In the given figure, P is a point on side BC of ΔABC such that BP : PC = 1 : 2 and Q is a point on AP such that PQ : QA = 2 : 3. Show that :

ar (ΔAQC) : ar (ΔABC) = 2 : 5.

Given,

BP : PC = 1 : 2

$\dfrac{BP}{PC} = \dfrac{1}{2}$

PC = 2BP

From figure,

BC = BP + PC = BP + 2BP = 3BP.

$\dfrac{PC}{BC} = \dfrac{2BP}{3BP} = \dfrac{2}{3}$.

PC = $\dfrac{2}{3}$ BC

Let AD be the altitude on BC.

Area of △ABC = $\dfrac{1}{2}$ × BC × AD ……(1)

$\Rightarrow \text{Area of △APC} = \dfrac{1}{2} \times PC \times AD \\[1em] \Rightarrow \text{Area of △APC} = \dfrac{1}{2} \times \dfrac{2}{3} BC \times AD \text{ ….(2)}$

Dividing equation (2) by equation (1) we get,

$\Rightarrow \dfrac{\text{Area of Δ APC}}{\text{Area of Δ ABC}} = \dfrac{\dfrac{1}{2}\times \dfrac{2}{3} BC \times AD}{\dfrac{1}{2}\times BC \times AD} \\[1em] \Rightarrow \dfrac{\text{Area of Δ APC}}{\text{Area of Δ ABC}} = \dfrac{2}{3} \\[1em] \Rightarrow \text{Area of Δ APC} = \dfrac{2}{3} \text{Area of Δ ABC}…..(3)$

Given,

PQ : AQ = 2 : 3

Let PQ = 2x and AQ = 3x

From figure,

AP = PQ + AQ = 2x + 3x = 5x.

$\dfrac{AQ}{AP} = \dfrac{3x}{5x} = \dfrac{3}{5}$

AQ = $\dfrac{3}{5}AP$

Let CE be the altitude on side AP.

Area of △AQC = $\dfrac{1}{2}$ × AQ × CE …..(4)

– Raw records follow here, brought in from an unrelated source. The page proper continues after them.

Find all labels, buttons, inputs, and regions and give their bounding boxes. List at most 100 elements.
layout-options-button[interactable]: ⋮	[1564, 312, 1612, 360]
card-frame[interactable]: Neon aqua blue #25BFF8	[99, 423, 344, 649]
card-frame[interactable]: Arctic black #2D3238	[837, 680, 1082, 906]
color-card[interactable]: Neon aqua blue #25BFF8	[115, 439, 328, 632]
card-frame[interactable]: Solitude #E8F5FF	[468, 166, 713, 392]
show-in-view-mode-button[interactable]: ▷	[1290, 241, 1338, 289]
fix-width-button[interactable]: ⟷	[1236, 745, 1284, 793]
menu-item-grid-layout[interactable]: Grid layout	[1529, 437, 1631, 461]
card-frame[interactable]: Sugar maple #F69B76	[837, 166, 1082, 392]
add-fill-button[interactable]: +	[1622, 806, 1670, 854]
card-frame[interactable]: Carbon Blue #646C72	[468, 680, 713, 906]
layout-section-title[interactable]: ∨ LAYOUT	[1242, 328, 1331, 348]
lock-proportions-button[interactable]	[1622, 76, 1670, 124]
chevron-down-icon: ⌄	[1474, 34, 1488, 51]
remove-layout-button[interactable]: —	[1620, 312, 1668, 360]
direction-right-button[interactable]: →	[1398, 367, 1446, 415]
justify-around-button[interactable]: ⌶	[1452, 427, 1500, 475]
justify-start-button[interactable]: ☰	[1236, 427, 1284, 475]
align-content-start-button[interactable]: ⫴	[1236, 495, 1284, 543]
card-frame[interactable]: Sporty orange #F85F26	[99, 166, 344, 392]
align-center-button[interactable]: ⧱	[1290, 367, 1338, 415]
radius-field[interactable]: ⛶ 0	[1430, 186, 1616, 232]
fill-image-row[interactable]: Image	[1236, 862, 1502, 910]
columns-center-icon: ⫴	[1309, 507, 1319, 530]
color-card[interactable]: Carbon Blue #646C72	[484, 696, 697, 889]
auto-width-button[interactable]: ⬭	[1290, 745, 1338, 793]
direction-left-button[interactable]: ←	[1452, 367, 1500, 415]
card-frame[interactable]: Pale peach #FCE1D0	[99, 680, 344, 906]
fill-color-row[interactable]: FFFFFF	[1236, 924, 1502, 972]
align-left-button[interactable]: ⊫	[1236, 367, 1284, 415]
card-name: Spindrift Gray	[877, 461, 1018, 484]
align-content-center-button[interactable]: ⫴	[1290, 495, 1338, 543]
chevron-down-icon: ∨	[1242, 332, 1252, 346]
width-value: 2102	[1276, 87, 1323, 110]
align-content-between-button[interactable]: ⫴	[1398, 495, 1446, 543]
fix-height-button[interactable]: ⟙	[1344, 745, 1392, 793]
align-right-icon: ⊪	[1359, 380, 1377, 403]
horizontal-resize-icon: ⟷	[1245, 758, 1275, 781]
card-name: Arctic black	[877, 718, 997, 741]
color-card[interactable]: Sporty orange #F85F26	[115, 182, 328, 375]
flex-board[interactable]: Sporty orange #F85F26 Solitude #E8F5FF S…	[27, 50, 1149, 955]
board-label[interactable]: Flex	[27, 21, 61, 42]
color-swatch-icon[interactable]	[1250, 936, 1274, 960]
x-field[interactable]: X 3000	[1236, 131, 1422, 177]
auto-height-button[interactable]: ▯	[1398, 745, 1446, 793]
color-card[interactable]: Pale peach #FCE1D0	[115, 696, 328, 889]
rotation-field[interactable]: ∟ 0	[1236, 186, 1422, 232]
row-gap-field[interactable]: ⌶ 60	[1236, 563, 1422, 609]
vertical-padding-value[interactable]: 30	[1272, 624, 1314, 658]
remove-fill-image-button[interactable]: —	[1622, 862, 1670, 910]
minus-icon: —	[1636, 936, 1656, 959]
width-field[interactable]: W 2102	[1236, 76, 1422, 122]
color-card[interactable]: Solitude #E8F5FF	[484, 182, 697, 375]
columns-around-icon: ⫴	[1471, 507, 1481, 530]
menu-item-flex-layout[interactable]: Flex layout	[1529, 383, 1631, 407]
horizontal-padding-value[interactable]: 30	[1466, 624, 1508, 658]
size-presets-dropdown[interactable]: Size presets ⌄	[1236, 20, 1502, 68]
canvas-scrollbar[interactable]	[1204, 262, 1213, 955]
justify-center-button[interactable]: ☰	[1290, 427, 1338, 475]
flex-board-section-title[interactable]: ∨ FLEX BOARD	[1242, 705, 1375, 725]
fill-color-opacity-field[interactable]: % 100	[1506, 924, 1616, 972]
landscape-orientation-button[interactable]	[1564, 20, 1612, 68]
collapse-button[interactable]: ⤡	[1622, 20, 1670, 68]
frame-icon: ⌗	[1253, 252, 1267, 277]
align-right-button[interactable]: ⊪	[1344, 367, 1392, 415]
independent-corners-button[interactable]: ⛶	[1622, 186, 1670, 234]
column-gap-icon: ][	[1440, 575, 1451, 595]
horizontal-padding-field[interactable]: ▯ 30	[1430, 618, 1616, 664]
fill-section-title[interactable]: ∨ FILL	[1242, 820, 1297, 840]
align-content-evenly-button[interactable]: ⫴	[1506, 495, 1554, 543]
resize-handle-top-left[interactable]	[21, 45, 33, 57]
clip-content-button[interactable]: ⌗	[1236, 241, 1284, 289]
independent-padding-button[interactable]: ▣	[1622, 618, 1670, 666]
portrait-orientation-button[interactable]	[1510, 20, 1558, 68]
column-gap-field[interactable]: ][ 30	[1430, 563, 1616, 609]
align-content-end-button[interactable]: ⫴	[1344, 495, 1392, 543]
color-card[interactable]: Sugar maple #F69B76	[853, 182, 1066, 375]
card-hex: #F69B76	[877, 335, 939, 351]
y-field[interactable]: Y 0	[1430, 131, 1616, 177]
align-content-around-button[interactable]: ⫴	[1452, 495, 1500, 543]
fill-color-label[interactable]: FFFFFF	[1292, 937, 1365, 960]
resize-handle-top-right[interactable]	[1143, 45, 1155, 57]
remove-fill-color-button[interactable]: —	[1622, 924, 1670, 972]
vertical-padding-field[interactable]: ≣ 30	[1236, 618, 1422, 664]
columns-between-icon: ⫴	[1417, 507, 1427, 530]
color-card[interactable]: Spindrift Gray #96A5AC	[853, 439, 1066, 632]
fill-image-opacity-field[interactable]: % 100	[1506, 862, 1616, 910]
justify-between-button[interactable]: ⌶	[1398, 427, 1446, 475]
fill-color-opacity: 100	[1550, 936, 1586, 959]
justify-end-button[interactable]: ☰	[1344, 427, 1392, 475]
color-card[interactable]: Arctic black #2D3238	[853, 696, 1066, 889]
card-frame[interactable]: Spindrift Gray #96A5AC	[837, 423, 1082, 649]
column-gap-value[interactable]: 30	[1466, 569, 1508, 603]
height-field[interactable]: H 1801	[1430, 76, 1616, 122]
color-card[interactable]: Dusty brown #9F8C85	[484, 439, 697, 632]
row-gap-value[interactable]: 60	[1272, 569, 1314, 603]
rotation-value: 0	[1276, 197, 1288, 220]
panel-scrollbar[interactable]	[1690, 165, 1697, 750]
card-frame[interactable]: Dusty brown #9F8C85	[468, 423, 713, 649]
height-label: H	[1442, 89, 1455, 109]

Area of △APC = $\dfrac{1}{2}$ × AP × CE ……(5)

Dividing equation (4) by equation (5) we get,

$\Rightarrow \dfrac{\text{Area of Δ AQC}}{\text{Area of Δ APC}} = \dfrac{\dfrac{1}{2} \times AQ \times CE}{\dfrac{1}{2}\times AP \times CE} \\[1em] \Rightarrow \dfrac{\text{Area of Δ AQC}}{\text{Area of Δ APC}} = \dfrac{\dfrac{1}{2}\times \dfrac{3}{5} AP \times CE}{\dfrac{1}{2}\times AP \times CE} \\[1em] \Rightarrow \dfrac{\text{Area of Δ AQC}}{\text{Area of Δ APC}} = \dfrac{3}{5} \\[1em] \Rightarrow \text{Area of Δ AQC} = \dfrac{3}{5} \text{Area of Δ APC} \\[1em] \Rightarrow \text{Area of Δ AQC} = \dfrac{3}{5} \times \dfrac{2}{3} \text{Area of Δ ABC} \\[1em] \Rightarrow \text{Area of Δ AQC} = \dfrac{2}{5} \text{Area of Δ ABC} \\[1em] \Rightarrow \text{Area of Δ AQC}:\text{Area of Δ ABC} = 2 : 5.$

Hence, proved that ar (ΔAQC) : ar (ΔABC) = 2 : 5.